An Avalanche of DNA

Well, Microsoft's Research arm has come up with a new form of Peer-to-Peer filesharing which is based on DNA coding called Avalanche. Most of you know how Bittorrent works, but for those of you who don't, I'll explain it anyway.

Bittorrent basically works around the idea of, "Why have one big server sending lots of people a file, when everyone could send everyone else parts of the file they have?". Basically, you split the file up into hundreds (or thousands) of chunks, send a bit of the chunk to each "peer", and those peers swap the chunks they have with those that don't. Nifty, and can be fast for files that have a lot of peers.
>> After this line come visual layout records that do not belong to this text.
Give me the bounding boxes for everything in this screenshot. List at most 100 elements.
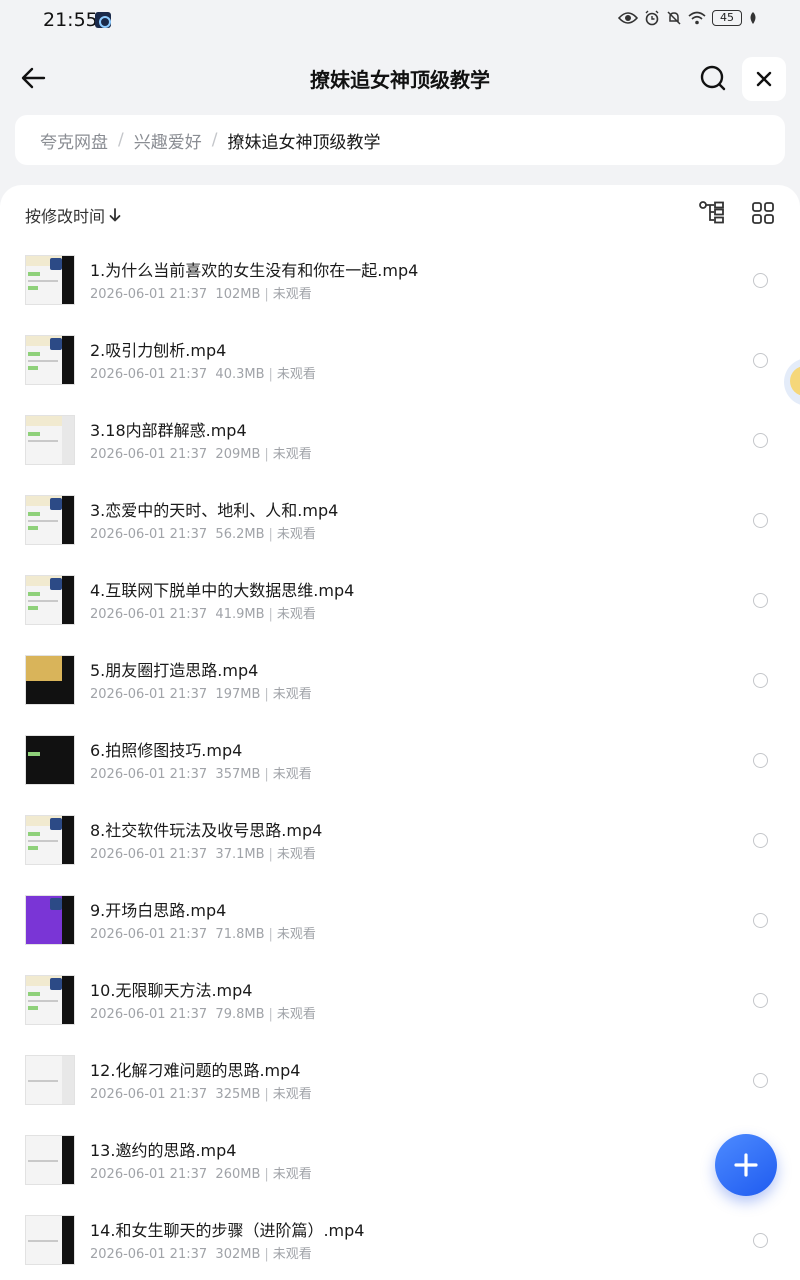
- video-thumbnail: [25, 495, 75, 545]
- video-thumbnail: [25, 975, 75, 1025]
- file-row[interactable]: 12.化解刁难问题的思路.mp4 2026-06-01 21:37 325MB |…: [0, 1040, 800, 1120]
- file-row[interactable]: 1.为什么当前喜欢的女生没有和你在一起.mp4 2026-06-01 21:37…: [0, 240, 800, 320]
- file-list: 1.为什么当前喜欢的女生没有和你在一起.mp4 2026-06-01 21:37…: [0, 240, 800, 1280]
- watch-status: 未观看: [276, 1007, 316, 1022]
- select-radio[interactable]: [753, 833, 768, 848]
- file-row[interactable]: 4.互联网下脱单中的大数据思维.mp4 2026-06-01 21:37 41.…: [0, 560, 800, 640]
- file-row[interactable]: 3.恋爱中的天时、地利、人和.mp4 2026-06-01 21:37 56.2…: [0, 480, 800, 560]
- file-panel: 按修改时间 1.为什么当前喜欢的女生没有和你在一起.mp4 2026-06-01…: [0, 185, 800, 1280]
- status-icons: 45: [618, 10, 758, 26]
- file-name: 3.18内部群解惑.mp4: [90, 421, 247, 440]
- file-row[interactable]: 2.吸引力刨析.mp4 2026-06-01 21:37 40.3MB | 未观看: [0, 320, 800, 400]
- select-radio[interactable]: [753, 913, 768, 928]
- search-button[interactable]: [699, 64, 727, 92]
- file-row[interactable]: 14.和女生聊天的步骤（进阶篇）.mp4 2026-06-01 21:37 30…: [0, 1200, 800, 1280]
- add-button[interactable]: [715, 1134, 777, 1196]
- video-thumbnail: [25, 655, 75, 705]
- page-title: 撩妹追女神顶级教学: [310, 68, 490, 92]
- file-date: 2026-06-01 21:37: [90, 607, 208, 622]
- file-row[interactable]: 10.无限聊天方法.mp4 2026-06-01 21:37 79.8MB | 未观…: [0, 960, 800, 1040]
- file-date: 2026-06-01 21:37: [90, 1167, 208, 1182]
- close-button[interactable]: [742, 57, 786, 101]
- file-date: 2026-06-01 21:37: [90, 447, 208, 462]
- file-row[interactable]: 13.邀约的思路.mp4 2026-06-01 21:37 260MB | 未观看: [0, 1120, 800, 1200]
- file-size: 37.1MB: [215, 847, 265, 862]
- file-meta: 2026-06-01 21:37 37.1MB | 未观看: [90, 847, 316, 862]
- video-thumbnail: [25, 1055, 75, 1105]
- file-name: 4.互联网下脱单中的大数据思维.mp4: [90, 581, 355, 600]
- breadcrumb-separator: /: [211, 130, 218, 150]
- close-icon: [756, 71, 772, 87]
- tree-view-icon: [699, 201, 724, 224]
- file-date: 2026-06-01 21:37: [90, 767, 208, 782]
- watch-status: 未观看: [276, 607, 316, 622]
- file-meta: 2026-06-01 21:37 41.9MB | 未观看: [90, 607, 316, 622]
- file-name: 3.恋爱中的天时、地利、人和.mp4: [90, 501, 339, 520]
- file-date: 2026-06-01 21:37: [90, 1247, 208, 1262]
- file-meta: 2026-06-01 21:37 40.3MB | 未观看: [90, 367, 316, 382]
- sort-button[interactable]: 按修改时间: [25, 203, 121, 227]
- tree-view-button[interactable]: [698, 200, 726, 226]
- select-radio[interactable]: [753, 433, 768, 448]
- video-thumbnail: [25, 575, 75, 625]
- file-date: 2026-06-01 21:37: [90, 1007, 208, 1022]
- file-row[interactable]: 3.18内部群解惑.mp4 2026-06-01 21:37 209MB | 未观看: [0, 400, 800, 480]
- file-meta: 2026-06-01 21:37 357MB | 未观看: [90, 767, 312, 782]
- video-thumbnail: [25, 335, 75, 385]
- eye-icon: [618, 12, 638, 24]
- file-name: 13.邀约的思路.mp4: [90, 1141, 237, 1160]
- breadcrumb-item-hobbies[interactable]: 兴趣爱好: [134, 128, 202, 153]
- video-thumbnail: [25, 1135, 75, 1185]
- file-meta: 2026-06-01 21:37 79.8MB | 未观看: [90, 1007, 316, 1022]
- watch-status: 未观看: [272, 687, 312, 702]
- select-radio[interactable]: [753, 753, 768, 768]
- file-size: 102MB: [215, 287, 261, 302]
- video-thumbnail: [25, 815, 75, 865]
- file-meta: 2026-06-01 21:37 197MB | 未观看: [90, 687, 312, 702]
- watch-status: 未观看: [272, 1167, 312, 1182]
- mute-icon: [667, 11, 681, 25]
- select-radio[interactable]: [753, 593, 768, 608]
- watch-status: 未观看: [272, 1087, 312, 1102]
- watch-status: 未观看: [276, 847, 316, 862]
- select-radio[interactable]: [753, 273, 768, 288]
- grid-view-button[interactable]: [750, 200, 776, 226]
- breadcrumb-item-root[interactable]: 夸克网盘: [40, 128, 108, 153]
- video-thumbnail: [25, 895, 75, 945]
- select-radio[interactable]: [753, 513, 768, 528]
- search-icon: [700, 65, 726, 91]
- video-thumbnail: [25, 735, 75, 785]
- file-name: 1.为什么当前喜欢的女生没有和你在一起.mp4: [90, 261, 419, 280]
- status-time: 21:55: [43, 9, 98, 31]
- file-meta: 2026-06-01 21:37 102MB | 未观看: [90, 287, 312, 302]
- select-radio[interactable]: [753, 1073, 768, 1088]
- file-row[interactable]: 5.朋友圈打造思路.mp4 2026-06-01 21:37 197MB | 未观看: [0, 640, 800, 720]
- file-meta: 2026-06-01 21:37 209MB | 未观看: [90, 447, 312, 462]
- grid-view-icon: [752, 202, 774, 224]
- file-size: 41.9MB: [215, 607, 265, 622]
- watch-status: 未观看: [276, 367, 316, 382]
- file-row[interactable]: 9.开场白思路.mp4 2026-06-01 21:37 71.8MB | 未观看: [0, 880, 800, 960]
- file-meta: 2026-06-01 21:37 71.8MB | 未观看: [90, 927, 316, 942]
- file-date: 2026-06-01 21:37: [90, 527, 208, 542]
- select-radio[interactable]: [753, 1233, 768, 1248]
- select-radio[interactable]: [753, 993, 768, 1008]
- file-date: 2026-06-01 21:37: [90, 847, 208, 862]
- breadcrumb-separator: /: [118, 130, 124, 150]
- file-size: 357MB: [215, 767, 261, 782]
- select-radio[interactable]: [753, 353, 768, 368]
- alarm-icon: [645, 10, 659, 26]
- select-radio[interactable]: [753, 673, 768, 688]
- file-date: 2026-06-01 21:37: [90, 367, 208, 382]
- file-size: 197MB: [215, 687, 261, 702]
- file-size: 325MB: [215, 1087, 261, 1102]
- file-row[interactable]: 8.社交软件玩法及收号思路.mp4 2026-06-01 21:37 37.1M…: [0, 800, 800, 880]
- file-row[interactable]: 6.拍照修图技巧.mp4 2026-06-01 21:37 357MB | 未观看: [0, 720, 800, 800]
- watch-status: 未观看: [272, 287, 312, 302]
- file-name: 5.朋友圈打造思路.mp4: [90, 661, 259, 680]
- watch-status: 未观看: [276, 927, 316, 942]
- arrow-down-icon: [109, 208, 121, 222]
- file-size: 56.2MB: [215, 527, 265, 542]
- file-date: 2026-06-01 21:37: [90, 687, 208, 702]
- file-date: 2026-06-01 21:37: [90, 927, 208, 942]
But the main problem with this is; what happens if Peer X is the only peer that has chunk #283, and he goes offline?

Microsoft's Avalanche uses algebra to replace some of the bandwidth. Instead of splitting a file into lots of chunks, it calculates lots of linear combinations, and sends those. Each of these combinations contains information about the entire file, so once you've obtained enough of these combinations, you can reconstruct the original file. It's kind of how DNA works.
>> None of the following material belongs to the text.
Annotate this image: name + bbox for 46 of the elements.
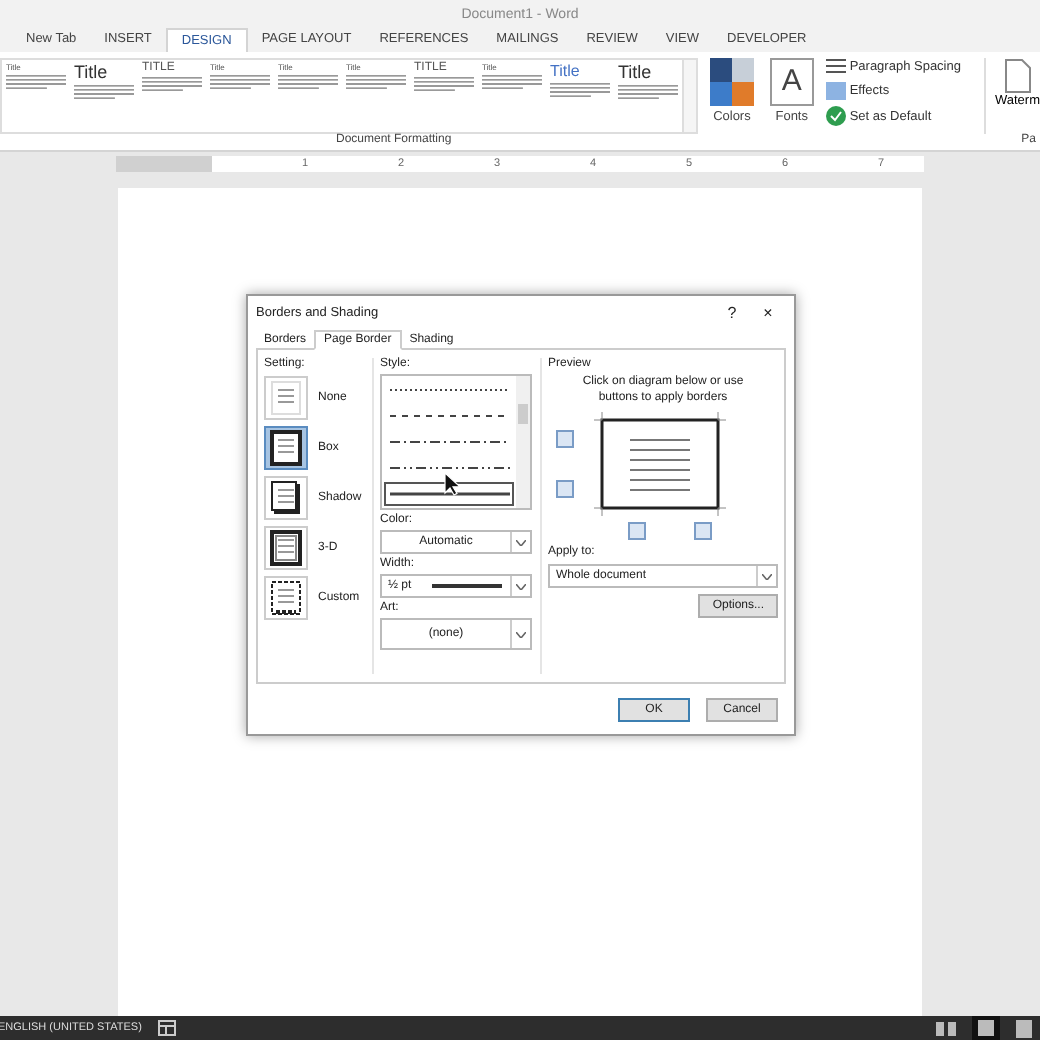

I was really quite impressed when I read about this. Nature has a lot of cool things about it that seem to work well when modelled in a computer (take neural networks for example). But the main problem we've had to come up with hacks like DNA coding to distribute files is because of bastard ISPs.

There's a very easy way to distribute a large file amongst a lot of users. It's called multicast. But a lot of ISPs choose to buy dodgy cheap routers which don't route multicast packets, or choose not to allow multicast because they don't know who or how to charge for it. Is it moral for an ISP to charge 500 people 20c/mb when they're only using the same amount of bandwidth as one user? Probably not. So you make each of those 500 people maintain an independant connection. Sure, it means you use 500 times the bandwidth, but at least billing is easy.